Au moment où la machine législative va se mettre en œuvre, les pouvoirs publics semblent disposés à pérenniser l’existence des clubs, qui ont déjà créé 1 200 emplois dans la capitale et rapportent plus de 119 millions d’euros par an en taxes à la ville et à l’Etat. « Il faut toutefois se poser la question de l’attractivité de ces lieux, plaide Me Pinson-Bessonnet.
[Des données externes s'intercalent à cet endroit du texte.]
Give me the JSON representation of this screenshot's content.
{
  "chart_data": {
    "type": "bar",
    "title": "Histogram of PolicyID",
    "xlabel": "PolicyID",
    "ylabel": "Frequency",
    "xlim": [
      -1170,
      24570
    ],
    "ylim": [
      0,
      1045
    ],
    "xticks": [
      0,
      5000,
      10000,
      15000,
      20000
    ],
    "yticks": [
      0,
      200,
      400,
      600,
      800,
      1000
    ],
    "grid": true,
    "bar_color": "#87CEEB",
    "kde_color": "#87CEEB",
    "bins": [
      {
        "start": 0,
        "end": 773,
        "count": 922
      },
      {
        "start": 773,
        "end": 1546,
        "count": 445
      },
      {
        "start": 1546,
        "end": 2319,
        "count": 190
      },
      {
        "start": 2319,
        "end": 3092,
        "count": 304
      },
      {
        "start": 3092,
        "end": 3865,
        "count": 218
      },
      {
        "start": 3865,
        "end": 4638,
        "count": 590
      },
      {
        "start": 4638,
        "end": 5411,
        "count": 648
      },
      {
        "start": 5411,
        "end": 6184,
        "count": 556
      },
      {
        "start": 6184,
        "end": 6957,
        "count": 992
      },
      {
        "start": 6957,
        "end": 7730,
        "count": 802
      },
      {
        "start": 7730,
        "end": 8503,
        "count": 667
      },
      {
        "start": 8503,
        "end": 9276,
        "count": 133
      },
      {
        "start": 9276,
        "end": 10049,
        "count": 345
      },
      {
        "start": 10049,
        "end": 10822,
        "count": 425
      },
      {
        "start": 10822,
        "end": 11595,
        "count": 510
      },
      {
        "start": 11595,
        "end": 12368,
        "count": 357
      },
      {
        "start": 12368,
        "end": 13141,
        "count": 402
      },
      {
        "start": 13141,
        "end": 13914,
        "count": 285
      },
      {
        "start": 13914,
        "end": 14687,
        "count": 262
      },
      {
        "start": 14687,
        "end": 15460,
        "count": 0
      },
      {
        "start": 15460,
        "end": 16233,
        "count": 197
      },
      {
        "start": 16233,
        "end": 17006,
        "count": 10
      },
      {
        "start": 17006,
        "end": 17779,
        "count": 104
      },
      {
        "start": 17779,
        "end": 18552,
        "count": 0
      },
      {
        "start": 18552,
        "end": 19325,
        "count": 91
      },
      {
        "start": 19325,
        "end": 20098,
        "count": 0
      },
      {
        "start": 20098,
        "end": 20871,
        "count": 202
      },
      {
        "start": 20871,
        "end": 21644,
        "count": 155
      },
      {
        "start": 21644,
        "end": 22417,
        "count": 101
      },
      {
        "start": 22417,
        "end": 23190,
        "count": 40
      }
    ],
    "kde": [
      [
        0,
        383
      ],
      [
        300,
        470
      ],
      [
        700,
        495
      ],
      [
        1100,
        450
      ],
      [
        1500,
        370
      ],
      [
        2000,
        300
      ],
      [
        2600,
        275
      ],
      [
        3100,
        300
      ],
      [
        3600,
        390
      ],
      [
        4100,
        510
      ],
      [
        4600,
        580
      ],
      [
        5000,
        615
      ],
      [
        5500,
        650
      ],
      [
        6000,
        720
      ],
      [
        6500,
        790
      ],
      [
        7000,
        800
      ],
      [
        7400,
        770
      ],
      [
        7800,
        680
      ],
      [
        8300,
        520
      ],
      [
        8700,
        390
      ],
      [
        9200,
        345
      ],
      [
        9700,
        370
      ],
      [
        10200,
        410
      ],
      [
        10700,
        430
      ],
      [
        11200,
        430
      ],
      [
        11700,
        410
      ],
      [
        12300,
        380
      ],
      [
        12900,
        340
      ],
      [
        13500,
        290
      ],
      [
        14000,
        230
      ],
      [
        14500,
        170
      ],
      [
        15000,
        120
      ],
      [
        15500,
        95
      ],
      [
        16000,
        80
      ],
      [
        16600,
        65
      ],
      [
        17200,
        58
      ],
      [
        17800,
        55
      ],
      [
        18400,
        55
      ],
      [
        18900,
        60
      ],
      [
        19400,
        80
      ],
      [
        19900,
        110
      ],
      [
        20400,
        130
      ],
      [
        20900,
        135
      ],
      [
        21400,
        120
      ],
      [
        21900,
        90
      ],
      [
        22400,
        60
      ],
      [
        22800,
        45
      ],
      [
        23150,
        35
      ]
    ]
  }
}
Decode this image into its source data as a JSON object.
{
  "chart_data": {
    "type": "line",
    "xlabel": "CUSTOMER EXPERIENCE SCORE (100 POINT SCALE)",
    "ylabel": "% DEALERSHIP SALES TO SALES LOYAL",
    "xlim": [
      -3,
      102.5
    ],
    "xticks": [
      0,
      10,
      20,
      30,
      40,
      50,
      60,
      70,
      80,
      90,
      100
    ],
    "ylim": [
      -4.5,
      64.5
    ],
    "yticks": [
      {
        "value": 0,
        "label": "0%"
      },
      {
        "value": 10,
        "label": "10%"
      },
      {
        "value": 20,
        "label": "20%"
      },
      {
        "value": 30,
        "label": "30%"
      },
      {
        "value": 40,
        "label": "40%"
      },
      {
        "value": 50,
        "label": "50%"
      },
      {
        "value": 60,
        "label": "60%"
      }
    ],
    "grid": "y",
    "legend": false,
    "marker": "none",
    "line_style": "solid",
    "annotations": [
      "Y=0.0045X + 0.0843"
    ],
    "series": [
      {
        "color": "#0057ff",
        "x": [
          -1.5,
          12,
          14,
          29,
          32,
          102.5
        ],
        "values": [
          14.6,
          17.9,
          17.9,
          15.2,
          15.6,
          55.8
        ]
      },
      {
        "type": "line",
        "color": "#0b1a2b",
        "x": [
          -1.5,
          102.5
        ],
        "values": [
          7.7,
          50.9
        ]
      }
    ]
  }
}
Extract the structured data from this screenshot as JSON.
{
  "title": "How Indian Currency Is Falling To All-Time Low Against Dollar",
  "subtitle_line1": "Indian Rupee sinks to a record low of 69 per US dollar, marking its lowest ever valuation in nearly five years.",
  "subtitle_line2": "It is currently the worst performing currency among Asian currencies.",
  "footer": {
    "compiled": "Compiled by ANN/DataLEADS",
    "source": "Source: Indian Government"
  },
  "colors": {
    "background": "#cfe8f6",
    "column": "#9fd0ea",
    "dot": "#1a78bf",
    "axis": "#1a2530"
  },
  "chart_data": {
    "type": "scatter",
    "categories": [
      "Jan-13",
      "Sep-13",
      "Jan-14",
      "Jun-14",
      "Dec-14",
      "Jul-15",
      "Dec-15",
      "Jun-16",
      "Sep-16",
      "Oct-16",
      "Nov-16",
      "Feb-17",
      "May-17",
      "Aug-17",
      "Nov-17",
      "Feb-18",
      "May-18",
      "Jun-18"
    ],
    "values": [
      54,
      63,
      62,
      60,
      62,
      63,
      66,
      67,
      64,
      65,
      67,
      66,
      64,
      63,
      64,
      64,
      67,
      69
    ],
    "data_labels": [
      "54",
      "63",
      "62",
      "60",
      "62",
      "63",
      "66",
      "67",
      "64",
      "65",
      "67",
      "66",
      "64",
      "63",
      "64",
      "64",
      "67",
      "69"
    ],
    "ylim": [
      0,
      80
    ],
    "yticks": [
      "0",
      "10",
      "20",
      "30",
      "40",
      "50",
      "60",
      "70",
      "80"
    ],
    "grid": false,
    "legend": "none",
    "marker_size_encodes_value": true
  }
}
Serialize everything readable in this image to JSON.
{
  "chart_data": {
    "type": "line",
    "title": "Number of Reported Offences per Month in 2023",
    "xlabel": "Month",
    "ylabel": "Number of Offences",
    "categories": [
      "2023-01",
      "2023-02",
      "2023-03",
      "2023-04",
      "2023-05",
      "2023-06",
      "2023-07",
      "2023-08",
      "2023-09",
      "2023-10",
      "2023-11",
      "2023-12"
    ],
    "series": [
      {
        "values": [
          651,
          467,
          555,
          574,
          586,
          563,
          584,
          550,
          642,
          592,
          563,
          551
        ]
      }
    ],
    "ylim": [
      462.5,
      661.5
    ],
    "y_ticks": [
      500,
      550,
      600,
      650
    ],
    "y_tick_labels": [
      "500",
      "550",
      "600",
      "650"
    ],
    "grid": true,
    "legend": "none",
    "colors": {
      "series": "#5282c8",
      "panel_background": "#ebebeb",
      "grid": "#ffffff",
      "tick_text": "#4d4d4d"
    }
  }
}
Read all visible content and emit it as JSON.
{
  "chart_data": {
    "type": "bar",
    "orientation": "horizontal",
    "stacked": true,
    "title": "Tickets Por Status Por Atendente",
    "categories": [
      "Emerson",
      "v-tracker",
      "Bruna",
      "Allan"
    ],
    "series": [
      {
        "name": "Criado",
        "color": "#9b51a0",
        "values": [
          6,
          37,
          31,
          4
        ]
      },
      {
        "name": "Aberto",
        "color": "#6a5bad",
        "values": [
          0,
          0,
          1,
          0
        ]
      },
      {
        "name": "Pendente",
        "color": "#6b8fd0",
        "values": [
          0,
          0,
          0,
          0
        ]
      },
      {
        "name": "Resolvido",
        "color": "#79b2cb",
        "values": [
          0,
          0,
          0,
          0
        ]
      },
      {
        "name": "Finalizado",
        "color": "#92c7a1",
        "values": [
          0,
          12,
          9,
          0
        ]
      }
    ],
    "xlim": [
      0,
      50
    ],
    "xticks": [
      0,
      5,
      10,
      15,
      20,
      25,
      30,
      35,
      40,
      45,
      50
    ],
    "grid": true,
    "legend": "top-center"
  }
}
Après l’autorisation du black jack il y a deux ans, il paraît pertinent d’autoriser aujourd’hui la roulette, qui est un jeu à la fois attractif et rémunérateur pour les exploitants. » Pour l’heure, les taxes perçues sont en deçà des espérances.
Des coûts exorbitants et une rentabilité faible
Les professionnels n’osent pas se plaindre de leurs profits insuffisants, mais ils insistent sur leurs coûts très lourds en loyers et main-d’œuvre qui expliquent qu’une fois les taxes sur les jeux payées, plusieurs d’entre eux n’arrivent pas à la rentabilité et préfèrent parfois réduire les heures d’ouverture ou la capacité d’accueil pour limiter leurs coûts de fonctionnement. Ils espèrent que la nouvelle loi va agir comme un relais de croissance, en plus de définir un cadre protecteur.